Single by Black Veil Brides

from the album Set the World on Fire
- Released: 2011
- Recorded: 2011
- Genre: Hard rock; glam metal;
- Length: 3:39
- Label: Lava; Universal Republic;
- Songwriter: Black Veil Brides
- Producers: Josh Abraham; Lucian Walker;

Black Veil Brides singles chronology
| "Perfect Weapon" (2010) | "Fallen Angels" (2011) | "The Legacy" (2011) |

Audio sample
- Fallen Angelsfile; help;

= Fallen Angels (Black Veil Brides song) =

"Fallen Angels" is a song by American rock band Black Veil Brides and the first single from their 2011 album Set the World on Fire.

Professional ratings
Review scores
| Source | Rating |
| Altsounds | (94%) |

==Background==
The song is inspired by the biblical story told in Revelation 12, in which Satan and one-third of God's angels rebelled against God, starting a war in Heaven and were therefore cast out of Heaven to the Earth, becoming "fallen angels." The story was introduced to Andy Biersack and the Black Veil Brides by their band artist Richard Villa:
He's very much into biblical stories, and he found the whole story of the fallen angels who were the ultimate outcasts.

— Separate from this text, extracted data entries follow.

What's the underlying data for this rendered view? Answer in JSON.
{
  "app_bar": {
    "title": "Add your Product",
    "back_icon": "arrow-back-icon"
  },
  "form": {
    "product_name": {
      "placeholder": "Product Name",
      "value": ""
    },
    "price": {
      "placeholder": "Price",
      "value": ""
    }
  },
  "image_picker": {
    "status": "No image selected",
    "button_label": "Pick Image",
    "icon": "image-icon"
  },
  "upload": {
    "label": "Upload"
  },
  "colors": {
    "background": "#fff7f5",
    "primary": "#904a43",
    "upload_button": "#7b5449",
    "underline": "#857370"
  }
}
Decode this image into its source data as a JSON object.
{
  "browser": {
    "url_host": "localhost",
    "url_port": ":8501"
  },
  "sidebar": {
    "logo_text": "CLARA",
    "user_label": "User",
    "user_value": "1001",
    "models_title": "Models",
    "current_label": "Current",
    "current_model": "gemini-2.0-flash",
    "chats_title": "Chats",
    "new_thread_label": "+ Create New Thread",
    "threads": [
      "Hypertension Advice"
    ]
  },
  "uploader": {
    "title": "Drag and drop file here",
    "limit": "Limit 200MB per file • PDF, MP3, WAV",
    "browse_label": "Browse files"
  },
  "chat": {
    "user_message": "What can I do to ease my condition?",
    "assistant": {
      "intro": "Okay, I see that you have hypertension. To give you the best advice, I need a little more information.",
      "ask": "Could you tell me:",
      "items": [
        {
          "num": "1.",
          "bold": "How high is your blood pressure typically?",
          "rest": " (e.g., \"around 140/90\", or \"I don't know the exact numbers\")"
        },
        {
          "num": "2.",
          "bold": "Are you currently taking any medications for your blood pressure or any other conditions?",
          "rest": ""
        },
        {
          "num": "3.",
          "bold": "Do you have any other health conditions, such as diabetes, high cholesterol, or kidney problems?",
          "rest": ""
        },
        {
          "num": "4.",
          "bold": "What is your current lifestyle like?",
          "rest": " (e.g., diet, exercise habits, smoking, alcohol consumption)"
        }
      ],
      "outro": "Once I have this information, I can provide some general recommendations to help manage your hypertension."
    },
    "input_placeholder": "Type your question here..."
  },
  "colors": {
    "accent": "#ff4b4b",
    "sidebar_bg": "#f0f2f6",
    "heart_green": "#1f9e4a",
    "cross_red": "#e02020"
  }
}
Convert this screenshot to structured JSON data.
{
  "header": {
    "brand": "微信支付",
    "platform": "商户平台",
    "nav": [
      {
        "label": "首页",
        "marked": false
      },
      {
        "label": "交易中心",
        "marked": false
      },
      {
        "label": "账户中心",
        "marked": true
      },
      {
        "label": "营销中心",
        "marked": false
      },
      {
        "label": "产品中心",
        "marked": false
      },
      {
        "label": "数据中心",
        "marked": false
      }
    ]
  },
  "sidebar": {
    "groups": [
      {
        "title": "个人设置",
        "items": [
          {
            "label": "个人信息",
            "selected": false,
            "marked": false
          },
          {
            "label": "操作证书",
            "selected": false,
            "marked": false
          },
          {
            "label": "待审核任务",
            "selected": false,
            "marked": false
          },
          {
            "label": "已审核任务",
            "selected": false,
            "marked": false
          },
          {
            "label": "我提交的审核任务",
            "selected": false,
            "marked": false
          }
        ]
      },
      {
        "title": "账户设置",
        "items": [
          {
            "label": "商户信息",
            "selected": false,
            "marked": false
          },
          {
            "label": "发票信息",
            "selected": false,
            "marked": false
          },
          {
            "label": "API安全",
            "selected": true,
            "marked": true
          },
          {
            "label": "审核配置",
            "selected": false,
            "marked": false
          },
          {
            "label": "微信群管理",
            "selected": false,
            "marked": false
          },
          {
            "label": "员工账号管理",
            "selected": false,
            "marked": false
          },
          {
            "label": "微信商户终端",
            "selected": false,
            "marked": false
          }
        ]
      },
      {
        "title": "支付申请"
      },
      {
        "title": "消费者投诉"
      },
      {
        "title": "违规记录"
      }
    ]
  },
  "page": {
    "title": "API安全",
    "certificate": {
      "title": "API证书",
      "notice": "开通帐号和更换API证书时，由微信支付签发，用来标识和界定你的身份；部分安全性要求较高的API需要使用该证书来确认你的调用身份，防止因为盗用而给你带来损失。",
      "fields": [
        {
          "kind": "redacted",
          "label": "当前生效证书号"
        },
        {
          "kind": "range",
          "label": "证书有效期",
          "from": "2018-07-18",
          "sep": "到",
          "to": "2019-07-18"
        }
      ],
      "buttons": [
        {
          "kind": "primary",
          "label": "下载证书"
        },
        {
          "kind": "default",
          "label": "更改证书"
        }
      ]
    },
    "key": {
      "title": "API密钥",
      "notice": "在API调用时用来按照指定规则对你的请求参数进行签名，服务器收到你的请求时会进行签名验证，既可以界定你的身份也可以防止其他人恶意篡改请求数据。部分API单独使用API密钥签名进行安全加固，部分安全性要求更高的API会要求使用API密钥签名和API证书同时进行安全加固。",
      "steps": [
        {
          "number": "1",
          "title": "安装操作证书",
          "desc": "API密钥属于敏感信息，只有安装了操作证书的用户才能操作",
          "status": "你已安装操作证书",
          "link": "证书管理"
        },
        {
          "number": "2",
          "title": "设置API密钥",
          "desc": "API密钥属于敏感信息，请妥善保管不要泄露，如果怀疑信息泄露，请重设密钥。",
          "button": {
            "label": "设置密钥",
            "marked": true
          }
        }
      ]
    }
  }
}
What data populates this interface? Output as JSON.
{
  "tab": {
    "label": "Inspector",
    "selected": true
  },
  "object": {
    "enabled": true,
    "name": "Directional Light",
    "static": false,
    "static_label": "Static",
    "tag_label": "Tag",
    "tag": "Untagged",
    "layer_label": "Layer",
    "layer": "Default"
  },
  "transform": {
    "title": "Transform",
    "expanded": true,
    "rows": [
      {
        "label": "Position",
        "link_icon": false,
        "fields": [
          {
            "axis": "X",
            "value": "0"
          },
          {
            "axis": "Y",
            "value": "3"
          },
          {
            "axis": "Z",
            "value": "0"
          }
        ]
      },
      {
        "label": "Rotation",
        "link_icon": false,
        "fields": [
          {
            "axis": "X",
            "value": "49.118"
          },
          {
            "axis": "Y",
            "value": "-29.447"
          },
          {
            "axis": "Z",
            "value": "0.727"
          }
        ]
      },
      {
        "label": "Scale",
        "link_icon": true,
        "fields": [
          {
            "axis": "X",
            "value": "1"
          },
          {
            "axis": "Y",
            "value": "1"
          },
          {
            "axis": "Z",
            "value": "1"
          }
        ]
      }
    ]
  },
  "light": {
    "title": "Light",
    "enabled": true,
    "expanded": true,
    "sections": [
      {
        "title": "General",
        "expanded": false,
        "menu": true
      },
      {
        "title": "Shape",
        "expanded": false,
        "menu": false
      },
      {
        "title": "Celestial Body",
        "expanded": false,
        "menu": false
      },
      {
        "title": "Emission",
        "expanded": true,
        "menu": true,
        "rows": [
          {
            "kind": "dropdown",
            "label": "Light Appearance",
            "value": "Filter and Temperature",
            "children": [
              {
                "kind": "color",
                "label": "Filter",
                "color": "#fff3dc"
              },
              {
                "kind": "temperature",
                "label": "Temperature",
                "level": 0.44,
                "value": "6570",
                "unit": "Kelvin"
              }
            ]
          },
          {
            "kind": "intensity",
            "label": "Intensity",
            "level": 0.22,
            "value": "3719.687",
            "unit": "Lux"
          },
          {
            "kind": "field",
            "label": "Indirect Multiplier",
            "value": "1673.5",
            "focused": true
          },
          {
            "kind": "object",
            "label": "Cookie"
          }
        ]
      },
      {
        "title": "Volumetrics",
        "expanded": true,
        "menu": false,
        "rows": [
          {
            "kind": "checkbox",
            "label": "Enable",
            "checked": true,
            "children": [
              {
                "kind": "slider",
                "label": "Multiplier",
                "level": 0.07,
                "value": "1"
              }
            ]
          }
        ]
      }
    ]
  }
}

They weren't sent to hell, but they weren't allowed in heaven. They had nowhere to go. They weren't human, either, so they had this lonely existence. They wound up banding together and creating their own gang of sorts. We really liked that and wound up writing a song very much based on how we could equate that to our lives.
— Andy Biersack

== Music video ==
A music video for the song was released on YouTube on May 23, 2011, directed by Nathan Cox. The video was subsequently released on iTunes. The video depicts the five members of Black Veil Brides falling from outer space and crashing to the earth riding on comets. When they land, they emerge and begin performing the song as a crowd gathers around them in support.

== Track listing ==
- CD single

| No. | Title | Length |
|---|---|---|
| 1. | "Fallen Angels" | 3:39 |

== Personnel ==
- Black Veil Brides
- Andy Biersack – lead vocals
- Jake Pitts – lead guitar
- Jinxx – rhythm guitar
- Ashley Purdy – bass, backing vocals
- Christian "CC" Coma – drums, percussion

- Production
- Nathan Cox – direction

==Charts==

| Chart (2011) | Peak Position |
|---|---|
| UK Rock & Metal (Official Charts) | 8 |
| US Mainstream Rock (Billboard) | 36 |

==Certifications==

| Region | Certification | Certified units/sales |
| United States (RIAA) | Gold | 500,000^{‡} |
^{‡} Sales+streaming figures based on certification alone.